Closure decision is ‘devastating’ - chief executive

New Zealand Aluminium Smelter’s management team will spend the next six months focused on how to wind-down operations at its Southland plant.

Chief executive Stew Hamilton said yesterday’s primary concern had been the announcement and "the people", while the next stage would be the detail.

Speaking outside the plant, he admitted it would not be easy.

"We've got a very complex, hazardous plant behind me, which is operating 24 hours a day, seven days a week.

"Once we look at what the wind-down of operations involves, we will further engage with our people and put in place a very extensive programme that’s tailored for each individual."

New Zealand's Aluminium Smelter (NZAS) chief executive and general manager Stew Hamilton. Photo:...
New Zealand's Aluminium Smelter (NZAS) chief executive and general manager Stew Hamilton. Photo: Laura Smith

He did not answer questions about what a redundancy package may look like by deadline.

A letter leaked to the Otago Daily Times showed what "key messages" had been outlined to stakeholders.

"The aluminium market has been tough, and with such high energy prices, it makes it extremely difficult to be competitive.
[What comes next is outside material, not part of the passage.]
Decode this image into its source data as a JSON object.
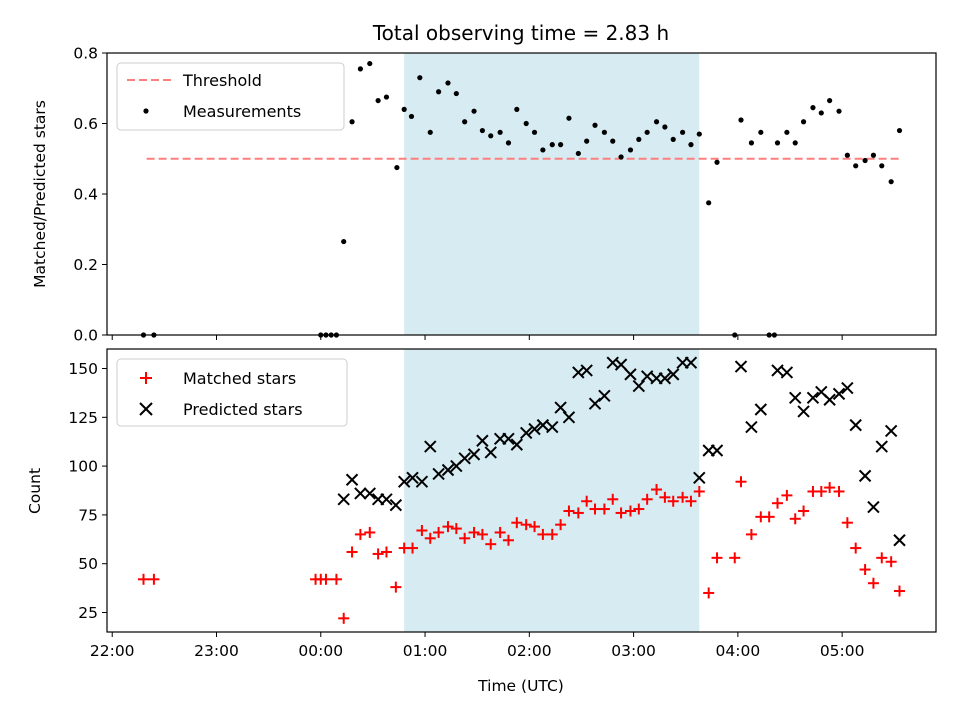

This was reinforced when NZAS reported in February 2020 that Rio Tinto made an underlying loss of $46million from the smelter in 2019."
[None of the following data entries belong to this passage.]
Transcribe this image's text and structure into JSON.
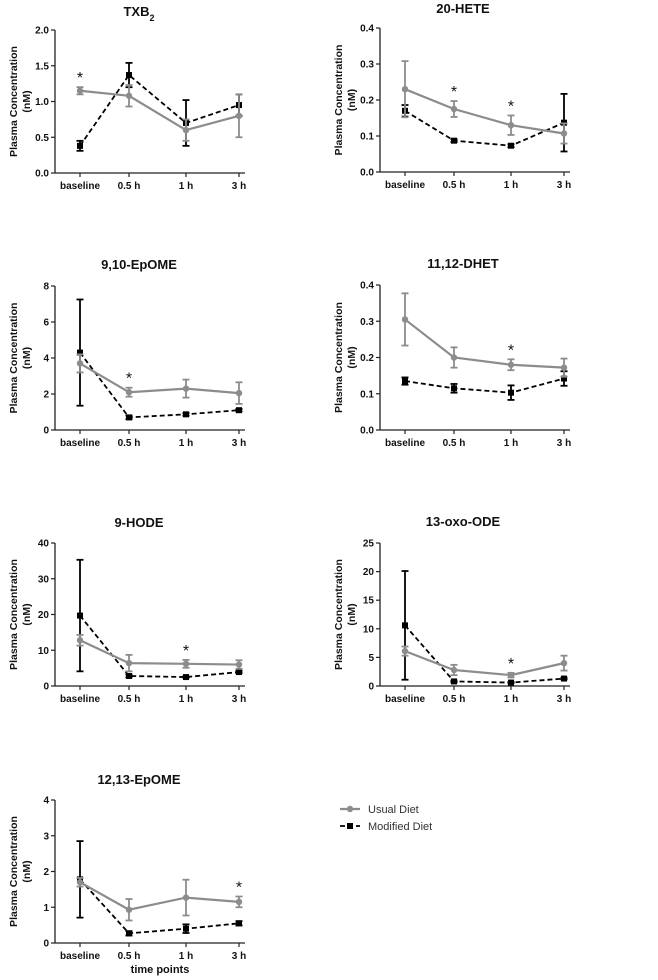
{
  "legend": {
    "usual": "Usual Diet",
    "modified": "Modified Diet"
  },
  "colors": {
    "usual": "#8c8c8c",
    "modified": "#000000"
  },
  "chart_data": [
    {
      "type": "line",
      "title": "TXB",
      "title_sub": "2",
      "ylabel_line1": "Plasma Concentration",
      "ylabel_line2": "(nM)",
      "categories": [
        "baseline",
        "0.5 h",
        "1 h",
        "3 h"
      ],
      "ylim": [
        0,
        2.0
      ],
      "yticks": [
        "0.0",
        "0.5",
        "1.0",
        "1.5",
        "2.0"
      ],
      "series": [
        {
          "name": "Usual Diet",
          "values": [
            1.15,
            1.08,
            0.6,
            0.8
          ],
          "err": [
            0.05,
            0.15,
            0.15,
            0.3
          ]
        },
        {
          "name": "Modified Diet",
          "values": [
            0.38,
            1.37,
            0.7,
            0.95
          ],
          "err": [
            0.07,
            0.17,
            0.32,
            0.15
          ]
        }
      ],
      "significant": [
        "*",
        "",
        "",
        ""
      ]
    },
    {
      "type": "line",
      "title": "20-HETE",
      "ylabel_line1": "Plasma Concentration",
      "ylabel_line2": "(nM)",
      "categories": [
        "baseline",
        "0.5 h",
        "1 h",
        "3 h"
      ],
      "ylim": [
        0,
        0.4
      ],
      "yticks": [
        "0.0",
        "0.1",
        "0.2",
        "0.3",
        "0.4"
      ],
      "series": [
        {
          "name": "Usual Diet",
          "values": [
            0.23,
            0.175,
            0.13,
            0.107
          ],
          "err": [
            0.078,
            0.022,
            0.027,
            0.028
          ]
        },
        {
          "name": "Modified Diet",
          "values": [
            0.17,
            0.087,
            0.073,
            0.137
          ],
          "err": [
            0.016,
            0.004,
            0.004,
            0.08
          ]
        }
      ],
      "significant": [
        "",
        "*",
        "*",
        ""
      ]
    },
    {
      "type": "line",
      "title": "9,10-EpOME",
      "ylabel_line1": "Plasma Concentration",
      "ylabel_line2": "(nM)",
      "categories": [
        "baseline",
        "0.5 h",
        "1 h",
        "3 h"
      ],
      "ylim": [
        0,
        8
      ],
      "yticks": [
        "0",
        "2",
        "4",
        "6",
        "8"
      ],
      "series": [
        {
          "name": "Usual Diet",
          "values": [
            3.7,
            2.1,
            2.3,
            2.05
          ],
          "err": [
            0.5,
            0.25,
            0.5,
            0.6
          ]
        },
        {
          "name": "Modified Diet",
          "values": [
            4.3,
            0.7,
            0.87,
            1.1
          ],
          "err": [
            2.95,
            0.1,
            0.07,
            0.07
          ]
        }
      ],
      "significant": [
        "",
        "*",
        "",
        ""
      ]
    },
    {
      "type": "line",
      "title": "11,12-DHET",
      "ylabel_line1": "Plasma Concentration",
      "ylabel_line2": "(nM)",
      "categories": [
        "baseline",
        "0.5 h",
        "1 h",
        "3 h"
      ],
      "ylim": [
        0,
        0.4
      ],
      "yticks": [
        "0.0",
        "0.1",
        "0.2",
        "0.3",
        "0.4"
      ],
      "series": [
        {
          "name": "Usual Diet",
          "values": [
            0.305,
            0.2,
            0.18,
            0.172
          ],
          "err": [
            0.072,
            0.028,
            0.015,
            0.025
          ]
        },
        {
          "name": "Modified Diet",
          "values": [
            0.135,
            0.115,
            0.103,
            0.142
          ],
          "err": [
            0.01,
            0.012,
            0.02,
            0.02
          ]
        }
      ],
      "significant": [
        "",
        "",
        "*",
        ""
      ]
    },
    {
      "type": "line",
      "title": "9-HODE",
      "ylabel_line1": "Plasma Concentration",
      "ylabel_line2": "(nM)",
      "categories": [
        "baseline",
        "0.5 h",
        "1 h",
        "3 h"
      ],
      "ylim": [
        0,
        40
      ],
      "yticks": [
        "0",
        "10",
        "20",
        "30",
        "40"
      ],
      "series": [
        {
          "name": "Usual Diet",
          "values": [
            12.8,
            6.4,
            6.2,
            6.0
          ],
          "err": [
            1.5,
            2.3,
            1.1,
            1.2
          ]
        },
        {
          "name": "Modified Diet",
          "values": [
            19.7,
            2.8,
            2.5,
            3.9
          ],
          "err": [
            15.6,
            0.4,
            0.2,
            0.3
          ]
        }
      ],
      "significant": [
        "",
        "",
        "*",
        ""
      ]
    },
    {
      "type": "line",
      "title": "13-oxo-ODE",
      "ylabel_line1": "Plasma Concentration",
      "ylabel_line2": "(nM)",
      "categories": [
        "baseline",
        "0.5 h",
        "1 h",
        "3 h"
      ],
      "ylim": [
        0,
        25
      ],
      "yticks": [
        "0",
        "5",
        "10",
        "15",
        "20",
        "25"
      ],
      "series": [
        {
          "name": "Usual Diet",
          "values": [
            6.1,
            2.8,
            1.9,
            4.0
          ],
          "err": [
            0.8,
            0.9,
            0.4,
            1.3
          ]
        },
        {
          "name": "Modified Diet",
          "values": [
            10.6,
            0.8,
            0.6,
            1.3
          ],
          "err": [
            9.5,
            0.15,
            0.1,
            0.15
          ]
        }
      ],
      "significant": [
        "",
        "",
        "*",
        ""
      ]
    },
    {
      "type": "line",
      "title": "12,13-EpOME",
      "ylabel_line1": "Plasma Concentration",
      "ylabel_line2": "(nM)",
      "xlabel": "time points",
      "categories": [
        "baseline",
        "0.5 h",
        "1 h",
        "3 h"
      ],
      "ylim": [
        0,
        4
      ],
      "yticks": [
        "0",
        "1",
        "2",
        "3",
        "4"
      ],
      "series": [
        {
          "name": "Usual Diet",
          "values": [
            1.7,
            0.93,
            1.27,
            1.15
          ],
          "err": [
            0.12,
            0.3,
            0.5,
            0.15
          ]
        },
        {
          "name": "Modified Diet",
          "values": [
            1.78,
            0.27,
            0.4,
            0.55
          ],
          "err": [
            1.07,
            0.06,
            0.12,
            0.06
          ]
        }
      ],
      "significant": [
        "",
        "",
        "",
        "*"
      ]
    }
  ]
}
Under "What will happen next?", the letter said:

"We will work closely with partners as detailed planning is undertaken to wind-down operations and eventually close the smelter."
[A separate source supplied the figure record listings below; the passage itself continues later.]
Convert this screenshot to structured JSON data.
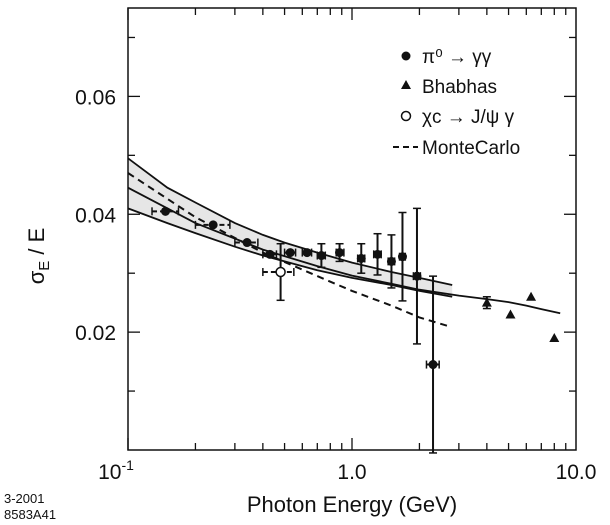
{
  "chart_data": {
    "type": "scatter",
    "xlabel": "Photon Energy (GeV)",
    "ylabel_main": "σ",
    "ylabel_sub": "E",
    "ylabel_rest": " / E",
    "xscale": "log",
    "xlim": [
      0.1,
      10.0
    ],
    "ylim": [
      0.0,
      0.075
    ],
    "xticks": [
      {
        "v": 0.1,
        "base": "10",
        "exp": "-1"
      },
      {
        "v": 1.0,
        "label": "1.0"
      },
      {
        "v": 10.0,
        "label": "10.0"
      }
    ],
    "yticks": [
      {
        "v": 0.02,
        "label": "0.02"
      },
      {
        "v": 0.04,
        "label": "0.04"
      },
      {
        "v": 0.06,
        "label": "0.06"
      }
    ],
    "legend": [
      {
        "marker": "filled-circle",
        "label": "π⁰ → γγ"
      },
      {
        "marker": "triangle",
        "label": "Bhabhas"
      },
      {
        "marker": "open-circle",
        "label": "χc → J/ψ γ"
      },
      {
        "marker": "dashed-line",
        "label": "MonteCarlo"
      }
    ],
    "series": [
      {
        "name": "pi0",
        "marker": "filled-circle",
        "points": [
          {
            "x": 0.147,
            "y": 0.0405,
            "xerr": [
              0.128,
              0.168
            ],
            "yerr": 0.0
          },
          {
            "x": 0.24,
            "y": 0.0382,
            "xerr": [
              0.2,
              0.285
            ],
            "yerr": 0.0
          },
          {
            "x": 0.34,
            "y": 0.0352,
            "xerr": [
              0.3,
              0.38
            ],
            "yerr": 0.0
          },
          {
            "x": 0.43,
            "y": 0.0332,
            "xerr": [
              0.4,
              0.46
            ],
            "yerr": 0.0
          },
          {
            "x": 0.53,
            "y": 0.0335,
            "xerr": [
              0.5,
              0.56
            ],
            "yerr": 0.0
          },
          {
            "x": 0.63,
            "y": 0.0335,
            "xerr": [
              0.6,
              0.66
            ],
            "yerr": 0.0
          },
          {
            "x": 0.73,
            "y": 0.033,
            "xerr": [
              0.7,
              0.76
            ],
            "yerr": 0.002
          },
          {
            "x": 0.88,
            "y": 0.0335,
            "xerr": [
              0.85,
              0.92
            ],
            "yerr": 0.0015
          },
          {
            "x": 1.1,
            "y": 0.0325,
            "xerr": [
              1.06,
              1.14
            ],
            "yerr": 0.0025
          },
          {
            "x": 1.3,
            "y": 0.0332,
            "xerr": [
              1.25,
              1.35
            ],
            "yerr": 0.0035
          },
          {
            "x": 1.5,
            "y": 0.032,
            "xerr": [
              1.45,
              1.55
            ],
            "yerr": 0.0045
          },
          {
            "x": 1.68,
            "y": 0.0328,
            "xerr": [
              1.63,
              1.73
            ],
            "yerr": 0.0075
          },
          {
            "x": 1.95,
            "y": 0.0295,
            "xerr": [
              1.88,
              2.02
            ],
            "yerr": 0.0115
          },
          {
            "x": 2.3,
            "y": 0.0145,
            "xerr": [
              2.15,
              2.45
            ],
            "yerr": 0.015
          }
        ]
      },
      {
        "name": "bhabhas",
        "marker": "triangle",
        "points": [
          {
            "x": 4.0,
            "y": 0.025,
            "yerr": 0.001
          },
          {
            "x": 5.1,
            "y": 0.023
          },
          {
            "x": 6.3,
            "y": 0.026
          },
          {
            "x": 8.0,
            "y": 0.019
          }
        ]
      },
      {
        "name": "chic",
        "marker": "open-circle",
        "points": [
          {
            "x": 0.48,
            "y": 0.0302,
            "xerr": [
              0.4,
              0.55
            ],
            "yerr": 0.0048
          }
        ]
      },
      {
        "name": "montecarlo",
        "style": "dashed",
        "x": [
          0.1,
          0.2,
          0.4,
          0.7,
          1.0,
          1.5,
          2.0,
          2.7
        ],
        "y": [
          0.047,
          0.0395,
          0.0335,
          0.0295,
          0.027,
          0.0245,
          0.0225,
          0.021
        ]
      }
    ],
    "fit_band": {
      "x": [
        0.1,
        0.15,
        0.2,
        0.3,
        0.4,
        0.5,
        0.7,
        1.0,
        1.5,
        2.0,
        2.8
      ],
      "upper": [
        0.0495,
        0.0445,
        0.042,
        0.0385,
        0.0365,
        0.0352,
        0.0335,
        0.0318,
        0.0302,
        0.0292,
        0.028
      ],
      "lower": [
        0.041,
        0.0385,
        0.0368,
        0.0345,
        0.033,
        0.032,
        0.0305,
        0.0292,
        0.028,
        0.027,
        0.026
      ]
    },
    "fit_central": {
      "x": [
        0.1,
        0.2,
        0.4,
        0.7,
        1.0,
        1.5,
        2.0,
        3.0,
        4.0,
        5.0,
        6.0,
        7.0,
        8.5
      ],
      "y": [
        0.0445,
        0.0385,
        0.034,
        0.0312,
        0.0296,
        0.0282,
        0.0272,
        0.0262,
        0.0256,
        0.0251,
        0.0245,
        0.0239,
        0.0232
      ]
    }
  },
  "figure_code": {
    "line1": "3-2001",
    "line2": "8583A41"
  }
}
Mr Hamilton said it was "extremely disappointing" a decision could be not reached that would have resulted in a different outcome.

That was despite an intensive nine-month negotiation process, he said — and for him it was personal.

"Understandably, people are devastated. Devastated for themselves, for their team mates, [and] for family members and for the wider Southland community.

"I'm devastated, I'm devastated for our people.

"We've got 1000 great Southlanders that are proud to be operating a world-class facility and it’s a really difficult day and time for them.

"We have been here for nearly five decades producing a world-class product and contributing to New Zealand’s economy, and it is devastating for us and certainly a difficult period for us to manage through."